Living societies do not treat teachers like this!
By: Mansoor Malik
Teaching is one of the most respectful and valuable professions in the world. In Islam, this profession has more importance as our beloved Prophet Muhammad (SAW) introduced himself as a teacher. Allah says in the Holy Quran “We have sent among you a Messenger of your own, rehearsing to you Our verses, and purifying you, and instructing you in scripture and wisdom, and in new knowledge” (Quran, 2: 151 ). We can also understand the highest rank of teachers from the Quote of Hazrat Ali (RA) in which He (RA) stated that: “If a person teaches me one single word, he has made me his servant for a lifetime’’.
Unfortunately, in this part of world, teachers are regarded as mere 0abourers and their rights are being fiddled with badly. The so called educational institutions which give us lessons on human value and human respect are themselves exploiting the teachers when it comes to valuing their contributions and paying them due salaries.
There are around 53,000 private teachers and other staff working in around 3000 private schools in Kashmir division. Without any job security, the teachers hired by private schools are usually paid less what government pays daily-wagers in the education department. The average salary of private school teacher is around Rs 5000 per month, while their counterparts in government sector receive on an average Rs 40,000 salary a month. Only less than two percent of schools pay Rs 20000 or Rs 30000 to a private school teacher. Also, the student teacher ratio in private schools is more than government schools. They, thus, handle excess work load compared to government teachers and are always demanded higher proficiency in terms of results.

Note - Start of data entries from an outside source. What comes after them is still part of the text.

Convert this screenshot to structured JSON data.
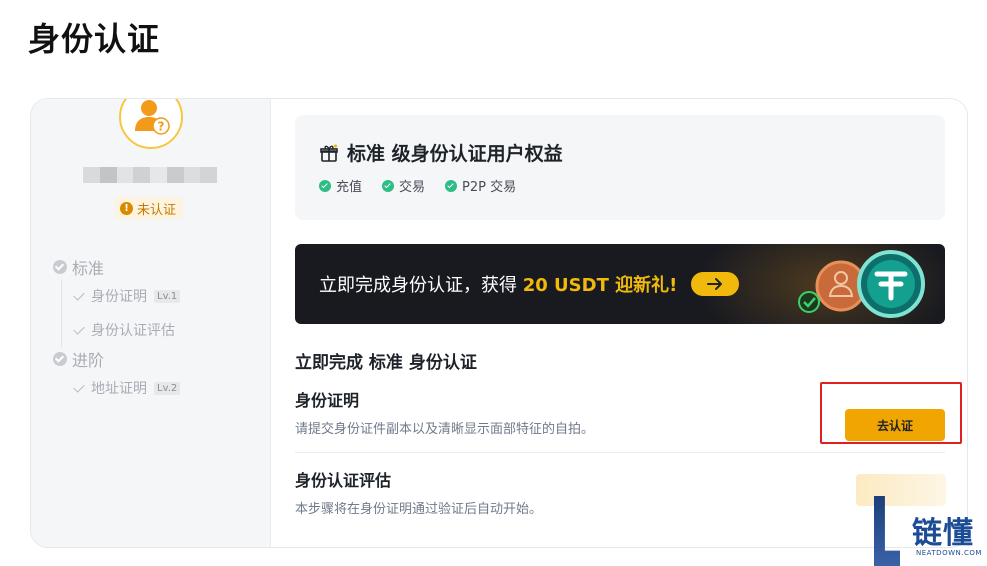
{
  "page": {
    "title": "身份认证"
  },
  "profile": {
    "status_badge": "未认证",
    "status_icon": "warning-icon"
  },
  "sidebar": {
    "levels": [
      {
        "label": "标准",
        "steps": [
          {
            "label": "身份证明",
            "badge": "Lv.1"
          },
          {
            "label": "身份认证评估",
            "badge": ""
          }
        ]
      },
      {
        "label": "进阶",
        "steps": [
          {
            "label": "地址证明",
            "badge": "Lv.2"
          }
        ]
      }
    ]
  },
  "benefits": {
    "title": "标准 级身份认证用户权益",
    "items": [
      "充值",
      "交易",
      "P2P 交易"
    ]
  },
  "promo": {
    "text_before": "立即完成身份认证，获得 ",
    "highlight": "20 USDT 迎新礼!",
    "arrow_icon": "arrow-right-icon"
  },
  "section": {
    "title": "立即完成 标准 身份认证"
  },
  "tasks": [
    {
      "name": "身份证明",
      "description": "请提交身份证件副本以及清晰显示面部特征的自拍。",
      "button_label": "去认证"
    },
    {
      "name": "身份认证评估",
      "description": "本步骤将在身份证明通过验证后自动开始。"
    }
  ],
  "watermark": {
    "name": "链懂",
    "url": "NEATDOWN.COM"
  },
  "colors": {
    "accent": "#f0b90b",
    "button": "#f0a500",
    "success": "#2ebd85",
    "highlight_box": "#e02020",
    "promo_bg": "#181a20"
  }
}
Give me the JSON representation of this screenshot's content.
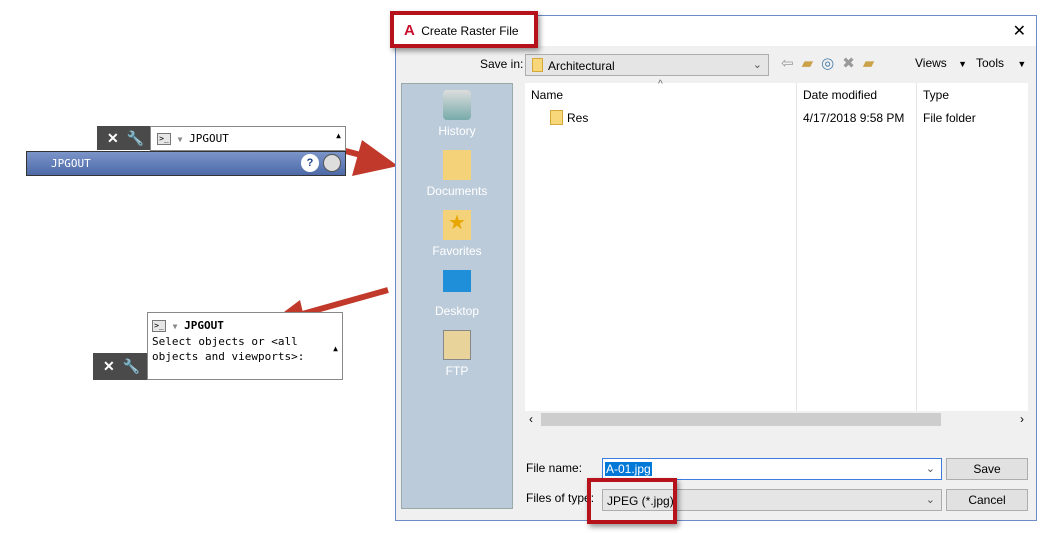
{
  "top_cmd": {
    "command": "JPGOUT",
    "bar_label": "JPGOUT"
  },
  "bottom_cmd": {
    "command": "JPGOUT",
    "line1": "Select objects or <all",
    "line2": "objects and viewports>:"
  },
  "dialog": {
    "title": "Create Raster File",
    "save_in_label": "Save in:",
    "save_in_value": "Architectural",
    "views_label": "Views",
    "tools_label": "Tools",
    "places": [
      {
        "label": "History"
      },
      {
        "label": "Documents"
      },
      {
        "label": "Favorites"
      },
      {
        "label": "Desktop"
      },
      {
        "label": "FTP"
      }
    ],
    "columns": [
      "Name",
      "Date modified",
      "Type"
    ],
    "rows": [
      {
        "name": "Res",
        "date": "4/17/2018 9:58 PM",
        "type": "File folder"
      }
    ],
    "file_name_label": "File name:",
    "file_name_value": "A-01.jpg",
    "files_of_type_label": "Files of type:",
    "files_of_type_value": "JPEG (*.jpg)",
    "save_label": "Save",
    "cancel_label": "Cancel"
  },
  "colors": {
    "highlight": "#b5121b",
    "arrow": "#c0392b",
    "cmd_bar": "#5b78b4"
  }
}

In return not only are they paid less salaries, majority of the private school teachers are always kept unsure of their future creating mental pressure for them. In some cases it has come to fore that the teachers are often hired in March and fired in October to avoid giving them salaries for winter months.
This is unfortunate that the private school teachers are treated as mere servants by the school owners and administrations and no value is attached to their degrees. Due to less opportunities of employment in Kashmir, the educated-unemployed youth in Kashmir opt for such low salary jobs and often facing depression, discrimination and social neglect. We have seen many cases wherein private school teachers aren’t paid salaries, whatever meagre has been fixed, for months together. Also, if a private school teacher has to run a family, which ofcourse many have to, the salaries are never enough and they end up taking huge credits!
There must be some intervention in this matter and a society that is alive and thriving never treates its teachers in such a manner. The local administrative units, the government as well as the owners of these private schools must realize that these highly qualified youth have put all efforts together to complete their degrees and that these degrees need to be respected. Society must wake up to the plight of hundreds and thousands of such teachers who are silently suffering an onslaught on their integrity, economics and social stature.